Today's post, New Improved Lottery was originally publeslished on April 13, 2007. A summary (from the LW wiki):
If the opportunity to fantasize about winning was a rational justification for the lottery, we could design a "New Improved Lottery", where a single payment buys an epsilon chance of becoming a millionaire over the next five years. All your time could be spent thinking how you could become a millionaire at any moment.
Discuss the post here (rather than in the comments of the original post).
This post is part of a series rerunning Eliezer Yudkowsky's old posts so those interested can (re-)read and discuss them. The previous post was Lotteries: A Waste of Hope, and you can use the sequence_reruns tag or rss feed to follow the rest of the series.
Sequence reruns are a community-driven effort.

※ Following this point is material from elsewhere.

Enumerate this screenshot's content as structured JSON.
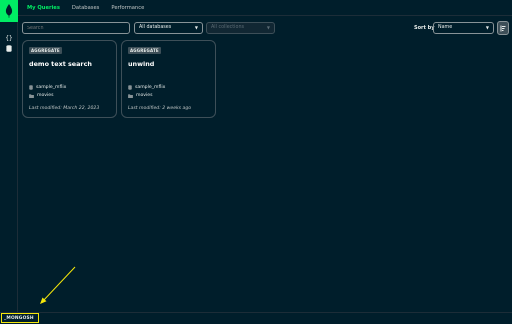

You can participate by re-reading the sequence post, discussing it, posting the next day's sequence reruns post, summarizing forthcoming articles on the wiki, or creating exercises. Go here for more details, or to discuss the Sequence Reruns.
I thought I already explained what was wrong with that here:
I just... I don't... Why do people feel the need to do this on Eliezer's posts so much? Why can he not make a single statement without somebody finding some obscure, improbable, irrelevent exception, and loudly trumpeting it? Going through the sequence reruns, it's appalling how many people in the comments from the OB days just seem to be wilfully missing the point for the sake of generating a defensible disagreement.